EFFECTS OF AQUEOUS CORROSION ON BOROSILICATE GLASS AS REVEALED BY VERTICAL SCANNING INTERFEROMETRY (VSI)

Vertical Scanning Interferometry (VSI) has emerged as a premier tool to observe and quantify surface retreat of mineral surfaces that develop during dissolution experiments. To date, however, few investigations have been carried out on glass surfaces subjected to aqueous corrosion. Typically, dissolution rates of glass are determined by analyzing effluent solution, but near silica saturation, release of elements is slow such that element concentrations are near detection limits. On the other hand, VSI techniques are not limited by such considerations and provide a powerful complement to established methods for obtaining rates. Polished coupons of borosilicate glass were observed by VSI in the pristine state and then heat-resistant glue was applied to small areas on the coupons. The purpose of the glue is to ensure that a pristine surface is preserved during the course of the experiments, which one can then compare to the altered surface. Glass chemical compositions varied in molar Na/(Al+B) from >>1 to 0.9. We reacted the suite of glass compositions in Single-Pass Flow-Through (SPFT) experiments at T=90oC and pH=10 under both highly undersaturated and near silica-saturated conditions for 1 hour to 10 days.
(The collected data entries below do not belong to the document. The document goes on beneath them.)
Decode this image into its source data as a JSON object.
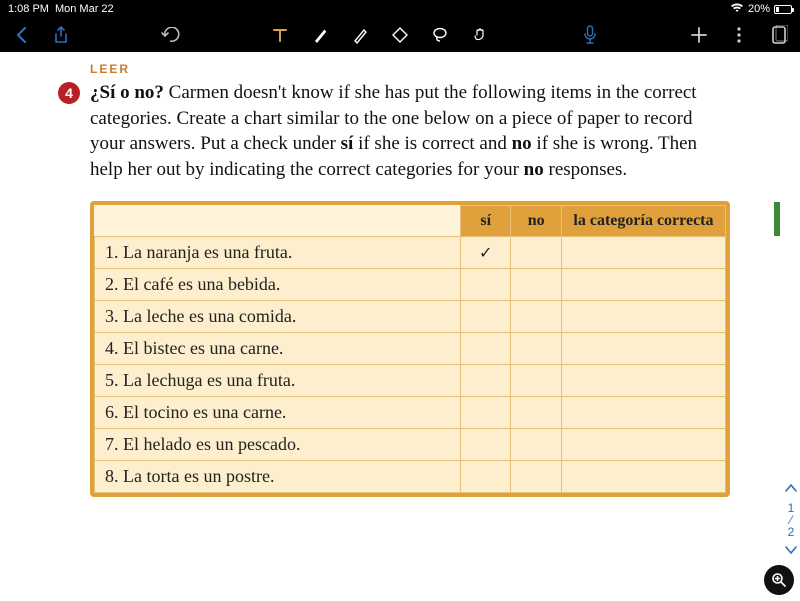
{
  "status": {
    "time": "1:08 PM",
    "date": "Mon Mar 22",
    "battery": "20%"
  },
  "content": {
    "leer": "LEER",
    "num": "4",
    "title": "¿Sí o no?",
    "body_rest": " Carmen doesn't know if she has put the following items in the correct categories. Create a chart similar to the one below on a piece of paper to record your answers. Put a check under ",
    "si_bold": "sí",
    "mid1": " if she is correct and ",
    "no_bold1": "no",
    "mid2": " if she is wrong. Then help her out by indicating the correct categories for your ",
    "no_bold2": "no",
    "tail": " responses."
  },
  "table": {
    "headers": {
      "si": "sí",
      "no": "no",
      "cat": "la categoría correcta"
    },
    "rows": [
      {
        "n": "1.",
        "text": "La naranja es una fruta.",
        "si": "✓",
        "no": "",
        "cat": ""
      },
      {
        "n": "2.",
        "text": "El café es una bebida.",
        "si": "",
        "no": "",
        "cat": ""
      },
      {
        "n": "3.",
        "text": "La leche es una comida.",
        "si": "",
        "no": "",
        "cat": ""
      },
      {
        "n": "4.",
        "text": "El bistec es una carne.",
        "si": "",
        "no": "",
        "cat": ""
      },
      {
        "n": "5.",
        "text": "La lechuga es una fruta.",
        "si": "",
        "no": "",
        "cat": ""
      },
      {
        "n": "6.",
        "text": "El tocino es una carne.",
        "si": "",
        "no": "",
        "cat": ""
      },
      {
        "n": "7.",
        "text": "El helado es un pescado.",
        "si": "",
        "no": "",
        "cat": ""
      },
      {
        "n": "8.",
        "text": "La torta es un postre.",
        "si": "",
        "no": "",
        "cat": ""
      }
    ]
  },
  "pager": {
    "cur": "1",
    "sep": "⁄",
    "tot": "2"
  }
}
Chemically complex glass specimens manifested extensive randomly oriented cracking after ~20 hours of reaction time. Cracking appeared to emanate from surface imperfections in the glass and showed signs of curling at edges, similar to mud cracks. We attribute this cracking to hydration and subsequent swelling of the glass during reaction. Experiments near silica saturation displayed the same characteristics, yet the extent of global surface retreat was less (by ~10X) than that observed for coupons at undersaturated conditions. This result is consistent with rates obtained by analysis of the chemistry of the effluent solution. In contrast, a simple sodium borosilicate glass composition displayed small (10 to 20 nanometer) elliptical pits after only 1 hour of reaction. With longer reaction times the pits developed along sub-parallel lines that coincide with flow banding structures in the glass. The origin of the pits is unclear, but may be related to phase separation in the glass. Our results demonstrate the efficacy of using VSI techniques to aid development of models for the reactivity of glass.